If I have a simple list of abilities, and ask each one, in order of priority, if it's ready to use, there are two possible scenarios:
A: death and decay is a higher priority than obliterate
* Ask death and decay if it's ready (NO)
* Ask obliterate if it's ready (YES)
* Cast obliterate
B: obliterate is a higher priority than death and decay
* Ask obliterate if it's ready (YES)
* Cast obliterate
I believe that the simplistic list of abilities in priority order will NEVER cast death and decay, regardless of whether it's a better or worse spell than obliterate in a given situation.
3) I want to avoid forcing users to plug in a rotation they read somewhere on these forums, because that information is based on incomplete theorycrafting. There's no doubt that using spreadsheets for analysis is useful, but it fails to take many factors into account that I am attempting to model.

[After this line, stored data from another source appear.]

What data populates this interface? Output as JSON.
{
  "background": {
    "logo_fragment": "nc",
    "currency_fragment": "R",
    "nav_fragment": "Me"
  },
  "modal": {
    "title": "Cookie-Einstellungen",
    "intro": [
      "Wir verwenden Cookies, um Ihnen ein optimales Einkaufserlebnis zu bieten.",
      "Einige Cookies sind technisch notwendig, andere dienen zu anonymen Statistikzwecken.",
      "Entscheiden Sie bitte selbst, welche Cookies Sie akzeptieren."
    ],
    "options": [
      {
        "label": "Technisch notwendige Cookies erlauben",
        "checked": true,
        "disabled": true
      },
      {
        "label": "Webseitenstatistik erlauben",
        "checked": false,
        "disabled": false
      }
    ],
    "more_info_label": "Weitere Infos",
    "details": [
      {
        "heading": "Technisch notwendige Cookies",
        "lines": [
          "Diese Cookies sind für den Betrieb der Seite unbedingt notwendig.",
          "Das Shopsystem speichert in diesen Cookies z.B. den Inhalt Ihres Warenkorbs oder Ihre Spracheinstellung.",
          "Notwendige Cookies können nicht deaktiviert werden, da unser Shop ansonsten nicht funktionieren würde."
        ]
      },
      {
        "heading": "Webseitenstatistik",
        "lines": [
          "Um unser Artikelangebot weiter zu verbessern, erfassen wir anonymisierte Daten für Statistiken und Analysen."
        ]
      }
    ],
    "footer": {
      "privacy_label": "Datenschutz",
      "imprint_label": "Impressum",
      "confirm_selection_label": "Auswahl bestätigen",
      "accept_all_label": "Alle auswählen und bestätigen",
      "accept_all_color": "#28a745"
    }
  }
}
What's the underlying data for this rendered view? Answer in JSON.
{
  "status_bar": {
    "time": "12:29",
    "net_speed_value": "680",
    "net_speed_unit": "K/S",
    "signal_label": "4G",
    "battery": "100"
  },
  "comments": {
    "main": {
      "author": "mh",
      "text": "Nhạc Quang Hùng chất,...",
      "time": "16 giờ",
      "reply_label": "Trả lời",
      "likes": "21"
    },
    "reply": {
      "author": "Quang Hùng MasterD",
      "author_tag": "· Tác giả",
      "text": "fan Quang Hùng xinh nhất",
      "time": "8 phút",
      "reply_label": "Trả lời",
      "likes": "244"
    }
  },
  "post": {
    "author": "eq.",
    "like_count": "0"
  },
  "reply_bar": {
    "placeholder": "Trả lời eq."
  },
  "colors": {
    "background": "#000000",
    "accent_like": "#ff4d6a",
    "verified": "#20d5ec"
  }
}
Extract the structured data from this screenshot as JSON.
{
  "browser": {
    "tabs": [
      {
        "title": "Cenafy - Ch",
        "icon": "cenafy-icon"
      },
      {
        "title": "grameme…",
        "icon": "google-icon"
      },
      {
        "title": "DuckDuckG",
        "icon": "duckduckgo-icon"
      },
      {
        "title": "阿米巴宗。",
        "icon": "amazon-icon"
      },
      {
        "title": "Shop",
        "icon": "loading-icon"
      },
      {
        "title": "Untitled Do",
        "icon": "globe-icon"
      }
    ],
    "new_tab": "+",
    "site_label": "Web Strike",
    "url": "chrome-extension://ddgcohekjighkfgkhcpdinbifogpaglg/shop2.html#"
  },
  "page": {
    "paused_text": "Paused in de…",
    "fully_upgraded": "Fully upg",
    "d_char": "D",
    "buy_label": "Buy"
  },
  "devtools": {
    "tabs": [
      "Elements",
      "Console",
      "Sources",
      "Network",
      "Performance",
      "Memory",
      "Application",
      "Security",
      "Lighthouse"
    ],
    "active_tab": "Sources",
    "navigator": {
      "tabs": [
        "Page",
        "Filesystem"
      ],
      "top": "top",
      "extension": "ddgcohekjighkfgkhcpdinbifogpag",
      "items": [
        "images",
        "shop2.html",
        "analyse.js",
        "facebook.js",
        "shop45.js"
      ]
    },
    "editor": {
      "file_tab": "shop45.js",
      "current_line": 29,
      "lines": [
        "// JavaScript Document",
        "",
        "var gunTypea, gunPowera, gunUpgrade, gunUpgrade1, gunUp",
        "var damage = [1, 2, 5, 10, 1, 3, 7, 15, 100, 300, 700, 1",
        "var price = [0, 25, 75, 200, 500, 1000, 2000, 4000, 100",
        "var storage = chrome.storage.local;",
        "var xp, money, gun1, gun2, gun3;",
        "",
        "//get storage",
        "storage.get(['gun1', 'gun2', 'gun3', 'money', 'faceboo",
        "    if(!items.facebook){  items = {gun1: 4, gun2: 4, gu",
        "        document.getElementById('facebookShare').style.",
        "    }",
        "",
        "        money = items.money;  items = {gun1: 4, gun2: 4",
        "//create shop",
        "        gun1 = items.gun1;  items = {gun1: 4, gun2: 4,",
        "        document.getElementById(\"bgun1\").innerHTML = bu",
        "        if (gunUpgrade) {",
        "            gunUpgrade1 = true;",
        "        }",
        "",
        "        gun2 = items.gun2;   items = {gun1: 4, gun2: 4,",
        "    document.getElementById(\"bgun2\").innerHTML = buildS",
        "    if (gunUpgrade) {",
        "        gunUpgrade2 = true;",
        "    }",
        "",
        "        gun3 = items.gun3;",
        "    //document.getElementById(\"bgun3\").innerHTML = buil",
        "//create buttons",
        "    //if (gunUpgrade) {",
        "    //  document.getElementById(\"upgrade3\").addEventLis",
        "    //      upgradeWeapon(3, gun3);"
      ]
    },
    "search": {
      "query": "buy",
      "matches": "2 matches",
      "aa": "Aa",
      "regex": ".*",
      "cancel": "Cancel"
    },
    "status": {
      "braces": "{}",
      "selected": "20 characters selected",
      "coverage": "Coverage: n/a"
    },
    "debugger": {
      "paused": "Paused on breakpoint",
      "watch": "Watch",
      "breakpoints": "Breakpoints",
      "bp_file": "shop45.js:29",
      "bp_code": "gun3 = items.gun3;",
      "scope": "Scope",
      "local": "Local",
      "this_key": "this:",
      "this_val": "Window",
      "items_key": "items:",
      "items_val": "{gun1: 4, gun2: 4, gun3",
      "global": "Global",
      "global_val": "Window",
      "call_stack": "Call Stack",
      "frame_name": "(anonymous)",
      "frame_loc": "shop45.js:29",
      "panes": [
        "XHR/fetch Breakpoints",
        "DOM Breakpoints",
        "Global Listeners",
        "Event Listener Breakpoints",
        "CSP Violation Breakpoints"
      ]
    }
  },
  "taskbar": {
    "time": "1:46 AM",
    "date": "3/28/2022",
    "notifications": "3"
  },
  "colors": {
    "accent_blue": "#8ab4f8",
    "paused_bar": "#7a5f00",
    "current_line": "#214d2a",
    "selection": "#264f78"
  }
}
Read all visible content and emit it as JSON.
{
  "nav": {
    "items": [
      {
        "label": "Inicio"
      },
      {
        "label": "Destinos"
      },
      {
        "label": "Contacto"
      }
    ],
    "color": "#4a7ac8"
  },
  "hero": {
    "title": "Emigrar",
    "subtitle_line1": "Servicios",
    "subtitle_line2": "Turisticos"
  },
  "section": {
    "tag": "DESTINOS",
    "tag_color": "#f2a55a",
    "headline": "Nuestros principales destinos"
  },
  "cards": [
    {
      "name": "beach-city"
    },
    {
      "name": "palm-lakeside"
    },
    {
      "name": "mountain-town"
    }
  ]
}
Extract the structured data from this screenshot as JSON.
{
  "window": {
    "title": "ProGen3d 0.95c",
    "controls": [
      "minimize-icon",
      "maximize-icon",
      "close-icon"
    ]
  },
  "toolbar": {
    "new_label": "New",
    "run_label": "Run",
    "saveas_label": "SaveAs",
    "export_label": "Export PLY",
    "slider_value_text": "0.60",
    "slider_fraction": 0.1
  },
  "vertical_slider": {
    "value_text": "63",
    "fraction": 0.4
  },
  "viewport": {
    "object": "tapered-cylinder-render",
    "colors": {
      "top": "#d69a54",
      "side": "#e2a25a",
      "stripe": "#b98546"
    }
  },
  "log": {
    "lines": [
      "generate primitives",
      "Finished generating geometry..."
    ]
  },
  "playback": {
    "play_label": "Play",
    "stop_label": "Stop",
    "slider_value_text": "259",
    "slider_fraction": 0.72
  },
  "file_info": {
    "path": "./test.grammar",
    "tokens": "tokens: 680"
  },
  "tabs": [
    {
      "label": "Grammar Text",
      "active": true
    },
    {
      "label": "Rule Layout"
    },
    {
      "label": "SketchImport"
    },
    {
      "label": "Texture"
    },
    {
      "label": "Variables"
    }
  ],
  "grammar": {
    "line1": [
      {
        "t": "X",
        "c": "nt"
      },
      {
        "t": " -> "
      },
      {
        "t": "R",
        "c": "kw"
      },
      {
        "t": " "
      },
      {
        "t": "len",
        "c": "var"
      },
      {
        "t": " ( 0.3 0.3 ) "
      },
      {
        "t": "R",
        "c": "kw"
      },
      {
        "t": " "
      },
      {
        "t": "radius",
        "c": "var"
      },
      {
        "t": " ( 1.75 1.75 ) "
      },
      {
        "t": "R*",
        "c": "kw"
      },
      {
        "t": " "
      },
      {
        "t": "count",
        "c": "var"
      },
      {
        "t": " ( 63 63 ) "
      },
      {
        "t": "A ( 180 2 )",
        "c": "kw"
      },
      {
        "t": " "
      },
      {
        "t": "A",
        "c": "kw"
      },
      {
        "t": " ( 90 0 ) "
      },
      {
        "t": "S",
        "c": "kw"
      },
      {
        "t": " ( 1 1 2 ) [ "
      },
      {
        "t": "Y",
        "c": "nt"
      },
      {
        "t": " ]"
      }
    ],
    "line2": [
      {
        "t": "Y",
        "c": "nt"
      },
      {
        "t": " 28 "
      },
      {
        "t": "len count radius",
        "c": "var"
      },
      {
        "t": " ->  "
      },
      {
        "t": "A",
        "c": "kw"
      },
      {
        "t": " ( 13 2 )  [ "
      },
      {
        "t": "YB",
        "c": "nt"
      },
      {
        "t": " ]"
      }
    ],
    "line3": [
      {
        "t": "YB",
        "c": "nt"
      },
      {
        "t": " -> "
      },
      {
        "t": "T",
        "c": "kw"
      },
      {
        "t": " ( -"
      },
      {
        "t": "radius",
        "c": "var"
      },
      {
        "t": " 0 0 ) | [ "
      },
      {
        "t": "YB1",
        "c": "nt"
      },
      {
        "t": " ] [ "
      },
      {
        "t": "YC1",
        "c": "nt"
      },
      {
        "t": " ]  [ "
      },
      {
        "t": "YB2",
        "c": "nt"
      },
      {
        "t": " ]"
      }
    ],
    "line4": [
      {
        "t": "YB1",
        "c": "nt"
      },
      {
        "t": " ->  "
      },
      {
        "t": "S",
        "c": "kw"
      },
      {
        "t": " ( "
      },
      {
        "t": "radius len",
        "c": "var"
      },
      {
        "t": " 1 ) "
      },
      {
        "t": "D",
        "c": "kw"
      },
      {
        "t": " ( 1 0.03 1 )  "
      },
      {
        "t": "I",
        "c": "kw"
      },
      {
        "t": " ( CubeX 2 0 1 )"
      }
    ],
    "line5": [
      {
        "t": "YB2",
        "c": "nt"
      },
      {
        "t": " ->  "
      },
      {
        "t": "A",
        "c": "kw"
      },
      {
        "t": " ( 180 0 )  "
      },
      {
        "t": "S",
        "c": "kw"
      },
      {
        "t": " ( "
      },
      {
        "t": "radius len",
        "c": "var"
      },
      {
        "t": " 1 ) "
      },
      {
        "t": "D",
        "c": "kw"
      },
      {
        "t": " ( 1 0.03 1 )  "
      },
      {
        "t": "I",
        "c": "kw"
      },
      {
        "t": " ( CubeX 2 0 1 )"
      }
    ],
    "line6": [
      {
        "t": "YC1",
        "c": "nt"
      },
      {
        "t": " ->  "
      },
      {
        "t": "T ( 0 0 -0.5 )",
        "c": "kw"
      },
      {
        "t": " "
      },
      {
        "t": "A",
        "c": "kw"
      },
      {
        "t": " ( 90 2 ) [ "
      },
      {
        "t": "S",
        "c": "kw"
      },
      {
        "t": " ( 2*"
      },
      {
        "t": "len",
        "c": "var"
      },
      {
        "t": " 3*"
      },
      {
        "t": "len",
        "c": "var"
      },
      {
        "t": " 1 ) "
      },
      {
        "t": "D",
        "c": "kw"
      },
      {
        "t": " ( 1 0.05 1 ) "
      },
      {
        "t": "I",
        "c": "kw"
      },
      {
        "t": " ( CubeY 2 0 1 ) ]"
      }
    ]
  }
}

As far as usability is concerned, one of the perks of using Java and Netbeans is I can throw together a slick "Create custom attack rotation" wizard in about 10% of the time it takes me to code up the mechanics of choosing an attack. No coding will be required in my software, unless you want to perform an optimization of some sort, where you run many simulations, adjusting parameters as you go. Even then, the code would only be making the adjustment, and telling the simulation to generate a new set of results.
What am I trying to say? Don't create something so complicated that you scare off people who love WoW, but only have limited coding experience. Some of the most helpful contributions from the EJ community to simulationcraft have not been in the form of new code, but rather code reviews.
Oh..... and I like your sig. Heh.
I'm just making sure I have a model that fits every class well and MOST player behavior well, in the context of multiple raiders in multiple parties attacking multiple targets. Anything less complete has already been done, and is thus not worth doing again.